Yeah, I know Spinsterella has only been out for a month, but I really like this character and I’d love to explore her origins in a YA novel. I think a lot of tweens and teens who are Goths or interested in the Goth Subculture would be interested in reading a story about the Baby Bat years of Mad Matilda.
There’s a bunch of questions I’d love to answer in depth about Matilda’s past like: What made her choose the Goth Subculture? What did she feel comfortable with becoming a Goth as opposed to other subcultures like Hip-Hop at the time? What was her family like? Who were her friends back then? What was life like living back on Sugar Hill 25 years ago during the Crack epidemic? What made her feel so stressed about being biracial that it caused her to almost have a nervous breakdown?
In answering those questions about Matilda’s past I believe there’s a great story about the dark side of being light skinned/biracial. Most Black people often believe that there are all these so-called priveleges to someone Black having light skin or being so-called biracial and I’d love to write a story where I show why that isn’t true at all.

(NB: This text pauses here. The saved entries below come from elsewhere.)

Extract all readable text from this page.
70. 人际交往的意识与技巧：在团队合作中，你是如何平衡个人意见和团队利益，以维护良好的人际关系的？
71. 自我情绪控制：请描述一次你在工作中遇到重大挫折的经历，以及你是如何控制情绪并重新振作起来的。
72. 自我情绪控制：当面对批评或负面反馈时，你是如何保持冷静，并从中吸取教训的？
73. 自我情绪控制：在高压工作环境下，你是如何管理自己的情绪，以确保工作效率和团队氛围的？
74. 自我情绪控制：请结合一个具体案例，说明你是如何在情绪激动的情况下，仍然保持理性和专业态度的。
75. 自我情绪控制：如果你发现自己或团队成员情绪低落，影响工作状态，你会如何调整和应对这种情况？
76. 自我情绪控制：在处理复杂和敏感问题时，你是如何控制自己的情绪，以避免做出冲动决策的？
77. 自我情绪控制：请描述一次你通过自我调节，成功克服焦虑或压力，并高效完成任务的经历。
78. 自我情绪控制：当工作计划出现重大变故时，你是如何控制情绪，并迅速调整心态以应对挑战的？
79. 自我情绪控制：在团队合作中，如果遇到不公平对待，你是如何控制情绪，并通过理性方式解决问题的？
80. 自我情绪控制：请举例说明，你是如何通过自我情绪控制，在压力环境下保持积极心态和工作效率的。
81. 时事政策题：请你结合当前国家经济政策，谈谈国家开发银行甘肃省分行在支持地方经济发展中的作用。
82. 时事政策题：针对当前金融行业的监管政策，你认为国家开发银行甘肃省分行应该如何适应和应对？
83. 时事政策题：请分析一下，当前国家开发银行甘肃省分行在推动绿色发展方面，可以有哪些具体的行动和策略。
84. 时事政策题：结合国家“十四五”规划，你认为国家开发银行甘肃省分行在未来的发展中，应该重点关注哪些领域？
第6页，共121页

Light skinned Blacks and biracial Black people not only face discrimination from Whites and nonblacks but Black people as well, but no one ever wants to discuss this intra-racism and how it affects brothers and sisters.
I’d also love to explore the whole concept of race and identity in the prequel. I’ve often explored the concept in other novels I’ve written like The Thetas, but I’d like to think I could explore it from a different persepective in the Spinsterella prequel. Oftentimes Black people think they have to follow one kind of culture and one kind of narrative to be considered “Black”. Unfortunately, those roads often lead to Black people not becoming themselves, but stereotypes.
With the Matilda character I’m pondering what happens when a biracial person has the courage to decide to turn away from the paradigm of the Tragic Mulatto and go their own way and create their own identity. Are they Mad? Or are they making more sense than we think?
After getting all the grief about the Isis: Wrath of the Cybergoddess and Isis: Night of the Vampires Covers and Isis’ skintone I felt I had to tackle this whole lightskin/darkskin issue I felt I had to tackle the topic in a story to show how it effected people. That was one of the reasons I wrote the Original Spinsterella and the upcoming Isis: Imitation of Life. But I belive a Spinsterella Prequel would really go the most in depth on the topic and make a definitive statement about Skintone, race, and what many think is the Black identity.
One of the big inspirations I had in writing the original Spinsterella was something actress Persia White said on a radio show in 2009 or so about being so dark inside because she was light skinned. That got me thinking about the dark side of being a light skinned Black person.
The other thing that inspired me to create the Matilda Crowley character was Tia Mowry’s relationship with her father. Tia Mowry has a very close relationship with her White father and the love between them goes far beyond the color of their skin. I’d love to develop the relationship between Matilda and her father Jason in the next story and show how they became close during this troubling time for her. In that relationship I’d be exploring Matilda’s conflicting feelings for her father, being told she’s “Acting White”.
I’ve got a lot of ideas for this project. I’d love to write it as a Tim Burtonesque kind of teen comedy. Something just like the original Spinsterella filled with dark humor, satire, and ironic wit, the staples of the Goth subculture. And I’d love to make a commentary about how backwards the monolithic view of what most Black people consider what being “Black” truly is. What is really “Black” should be defined by Black people and feature all the shades and textures of our culture not something that makes White people feel comfortable.
From a business standpoint I’d love to put a Spinsterella prequel into production is because A little YA novel I did back in 2013 called The Thetas is still one of my biggest hits. That story about the origins of then 19-year-old John Haynes supporting character Colleen Anderson while she pledged the mysterious Theta Sorority proved to be quite popular with women of all ages and all races. I’d like to think readers Goth and nongoth would be excited to learn all about what would make a girl want to become a part of the Goth Subculture.
All of this is brainstorming right now, and nothing is concrete. But this is a project I’d love to get started on. But I’ve got a Kickstarter planned and four other books in the queue. We’ll see what happens.